Scout is yet another new Sunlight project that is built almost exclusively on our public API services including Open States, Capitol Words and Real Time Congress.

Team Journalism

Ryan investigated the exciting and fast-paced world of tariff suspensions for a piece she wrote on the miscellaneous tariff bill process.

Lee has been running a grade level analysis of congressional speeches, which have been declining over the last seven years. The piece, which I hope scores higher than congressional speeches, should be published within the next week or two.

Jacob crunched third quarter independent expenditure numbers after monthly and quarterly filers posted results this month, is beginning work on a Party Time redesign to take place this summer and threw together a real-time FEC filing system monitor.

Open Source

Now that we are up to 186 open source projects on GitHub, I figure it's about time we feature the best of what we've got. Newly released projects include:

  • citation is a JavaScript library for extracting US Code citations from blocks of text. Eric has also provided citation-api, a small node.js wrapper to provide citation as a service.
  • bill-nicknames is a project to crowdsource popular names for bills. The goal is to map popular-but-unofficial names like 'Obamacare' to the official bills to which they refer.
  • oyster is a service for tracking regularly-accessed pages.

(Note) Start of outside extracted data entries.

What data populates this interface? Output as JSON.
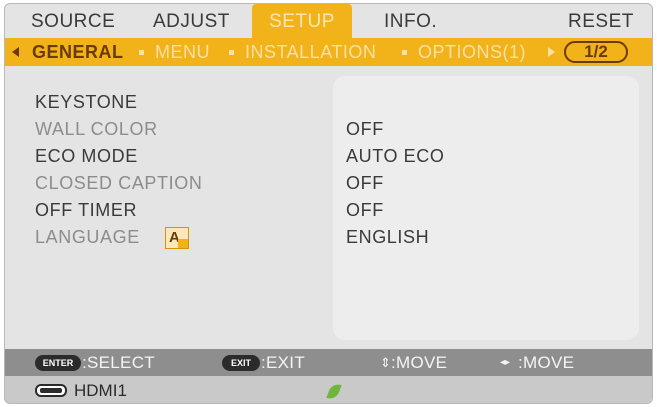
{
  "tabs": [
    {
      "label": "SOURCE"
    },
    {
      "label": "ADJUST"
    },
    {
      "label": "SETUP"
    },
    {
      "label": "INFO."
    },
    {
      "label": "RESET"
    }
  ],
  "active_tab": "SETUP",
  "subtabs": [
    {
      "label": "GENERAL"
    },
    {
      "label": "MENU"
    },
    {
      "label": "INSTALLATION"
    },
    {
      "label": "OPTIONS(1)"
    }
  ],
  "active_subtab": "GENERAL",
  "page_indicator": "1/2",
  "rows": [
    {
      "label": "KEYSTONE",
      "value": ""
    },
    {
      "label": "WALL COLOR",
      "value": "OFF"
    },
    {
      "label": "ECO MODE",
      "value": "AUTO ECO"
    },
    {
      "label": "CLOSED CAPTION",
      "value": "OFF"
    },
    {
      "label": "OFF TIMER",
      "value": "OFF"
    },
    {
      "label": "LANGUAGE",
      "value": "ENGLISH"
    }
  ],
  "help": {
    "enter_key": "ENTER",
    "enter_text": ":SELECT",
    "exit_key": "EXIT",
    "exit_text": ":EXIT",
    "move_v_sym": "⇕",
    "move_v_text": ":MOVE",
    "move_h_sym": "◂▸",
    "move_h_text": ":MOVE"
  },
  "status": {
    "source_icon": "hdmi-connector-icon",
    "source": "HDMI1",
    "eco_icon": "eco-leaf-icon"
  },
  "colors": {
    "accent": "#f2b31a",
    "active_text": "#6a3a00",
    "background": "#e4e4e4"
  }
}
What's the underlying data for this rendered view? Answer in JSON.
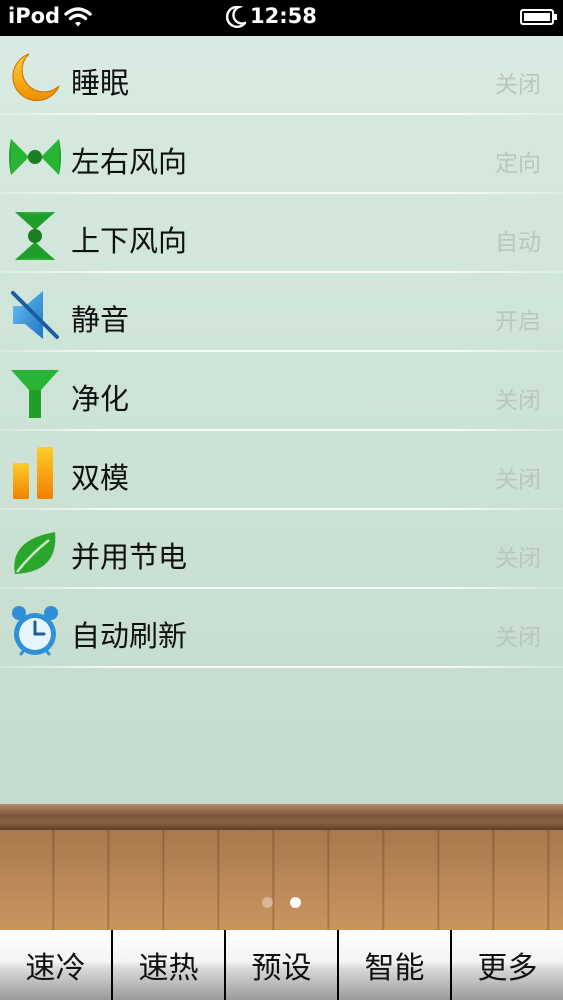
{
  "status_bar": {
    "carrier": "iPod",
    "time": "12:58"
  },
  "settings": [
    {
      "label": "睡眠",
      "value": "关闭",
      "icon": "moon-icon"
    },
    {
      "label": "左右风向",
      "value": "定向",
      "icon": "horizontal-swing-icon"
    },
    {
      "label": "上下风向",
      "value": "自动",
      "icon": "vertical-swing-icon"
    },
    {
      "label": "静音",
      "value": "开启",
      "icon": "mute-speaker-icon"
    },
    {
      "label": "净化",
      "value": "关闭",
      "icon": "funnel-filter-icon"
    },
    {
      "label": "双模",
      "value": "关闭",
      "icon": "bars-icon"
    },
    {
      "label": "并用节电",
      "value": "关闭",
      "icon": "leaf-icon"
    },
    {
      "label": "自动刷新",
      "value": "关闭",
      "icon": "alarm-clock-icon"
    }
  ],
  "pager": {
    "total": 2,
    "current": 2
  },
  "tabs": [
    {
      "label": "速冷"
    },
    {
      "label": "速热"
    },
    {
      "label": "预设"
    },
    {
      "label": "智能"
    },
    {
      "label": "更多"
    }
  ],
  "colors": {
    "wall": "#cfe4d8",
    "floor": "#b98758",
    "value_text": "#b9c7bf",
    "icon_green": "#2aa62a",
    "icon_orange": "#f5a000",
    "icon_blue": "#2f8fd8"
  }
}
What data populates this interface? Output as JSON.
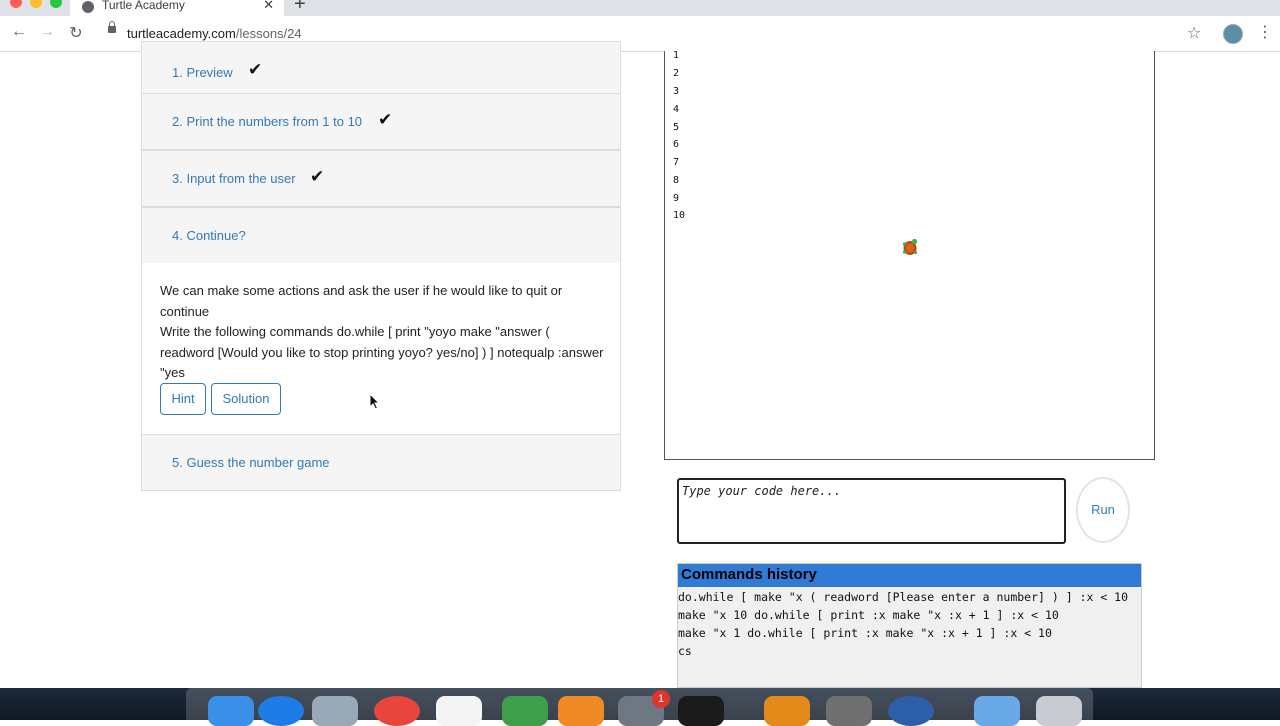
{
  "browser": {
    "tab_title": "Turtle Academy",
    "url_host": "turtleacademy.com",
    "url_path": "/lessons/24"
  },
  "lesson": {
    "steps": [
      {
        "label": "1. Preview",
        "completed": true
      },
      {
        "label": "2. Print the numbers from 1 to 10",
        "completed": true
      },
      {
        "label": "3. Input from the user",
        "completed": true
      },
      {
        "label": "4. Continue?",
        "completed": false
      },
      {
        "label": "5. Guess the number game",
        "completed": false
      }
    ],
    "active_step_text_1": "We can make some actions and ask the user if he would like to quit or continue",
    "active_step_text_2": "Write the following commands do.while [ print \"yoyo make \"answer ( readword [Would you like to stop printing yoyo? yes/no] ) ] notequalp :answer \"yes",
    "hint_label": "Hint",
    "solution_label": "Solution"
  },
  "canvas": {
    "output_lines": [
      "1",
      "2",
      "3",
      "4",
      "5",
      "6",
      "7",
      "8",
      "9",
      "10"
    ]
  },
  "editor": {
    "placeholder": "Type your code here...",
    "run_label": "Run"
  },
  "history": {
    "title": "Commands history",
    "lines": [
      "do.while [ make \"x ( readword [Please enter a number] ) ] :x < 10",
      "make \"x 10 do.while [ print :x make \"x :x + 1 ] :x < 10",
      "make \"x 1 do.while [ print :x make \"x :x + 1 ] :x < 10",
      "cs"
    ]
  },
  "dock": {
    "notification_badge": "1"
  },
  "colors": {
    "link": "#337ab7",
    "history_header": "#2f7bd6",
    "panel_bg": "#f5f5f5"
  }
}
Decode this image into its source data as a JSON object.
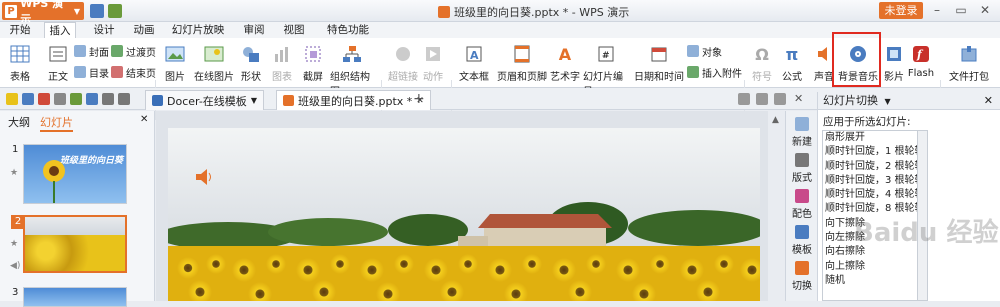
{
  "app": {
    "name": "WPS 演示",
    "logo": "P",
    "title": "班级里的向日葵.pptx * - WPS 演示",
    "login": "未登录"
  },
  "menu_tabs": [
    "开始",
    "插入",
    "设计",
    "动画",
    "幻灯片放映",
    "审阅",
    "视图",
    "特色功能"
  ],
  "active_tab": "插入",
  "ribbon": {
    "table": "表格",
    "text_group": {
      "body": "正文",
      "cover": "封面",
      "toc": "目录",
      "transition": "过渡页",
      "end": "结束页"
    },
    "picture": "图片",
    "online_picture": "在线图片",
    "shape": "形状",
    "chart": "图表",
    "screenshot": "截屏",
    "org_chart": "组织结构图",
    "hyperlink": "超链接",
    "action": "动作",
    "textbox": "文本框",
    "header_footer": "页眉和页脚",
    "wordart": "艺术字",
    "slide_number": "幻灯片编号",
    "date_time": "日期和时间",
    "object": "对象",
    "attachment": "插入附件",
    "symbol": "符号",
    "formula": "公式",
    "sound": "声音",
    "bg_music": "背景音乐",
    "movie": "影片",
    "flash": "Flash",
    "package": "文件打包"
  },
  "doc_tabs": [
    {
      "label": "Docer-在线模板"
    },
    {
      "label": "班级里的向日葵.pptx *"
    }
  ],
  "left_panel": {
    "tabs": [
      "大纲",
      "幻灯片"
    ],
    "slides": [
      {
        "num": "1",
        "title": "班级里的向日葵"
      },
      {
        "num": "2"
      },
      {
        "num": "3"
      }
    ]
  },
  "side_tools": [
    "新建",
    "版式",
    "配色",
    "模板",
    "切换"
  ],
  "right_panel": {
    "title": "幻灯片切换",
    "apply_label": "应用于所选幻灯片:",
    "effects": [
      "扇形展开",
      "顺时针回旋，1 根轮辐",
      "顺时针回旋，2 根轮辐",
      "顺时针回旋，3 根轮辐",
      "顺时针回旋，4 根轮辐",
      "顺时针回旋，8 根轮辐",
      "向下擦除",
      "向左擦除",
      "向右擦除",
      "向上擦除",
      "随机"
    ]
  },
  "watermark": "Baidu 经验",
  "colors": {
    "accent": "#e4712a",
    "highlight": "#e02a20",
    "sky": "#6aa2d8",
    "sunflower": "#e8c21a"
  }
}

It will cache pages that are frequently scraped, downloading new versions when page content changes.


  • Our pals at Cubox are working to get DataJam ready for public use
  • Daniel has been working on tools for the manual collection of political ad buy files at TV stations around the country.
  • Drew and Kaitlin have been working on SuperFastMatch and related tools, including a browser extension.
  • Ali and team have been designing for a bunch of projects including the new Open States public site, Sunlight Academy, the Sunlight Foundation redesign, Scout and Party Time.
  • Dan crunched numbers for a bunch of stories based on Capitol Words and has been looking into new technologies and data sets to be included in the project.
  • Tom has been helping to manage the third Knight app's progress, working on some new project proposals and desperately clawing his way out of a huge pile of email that accumulated during tcamp.
  • A Sunlight Olympics hack, but not the one mentioned in the post, has grown into a full project! We'll have more details next month and an announcement at Personal Democracy Forum in June.
  • May's album of the month is Threads by Now Now. I'm sure some of my coworkers may disagree, but they have no say in this post… so there!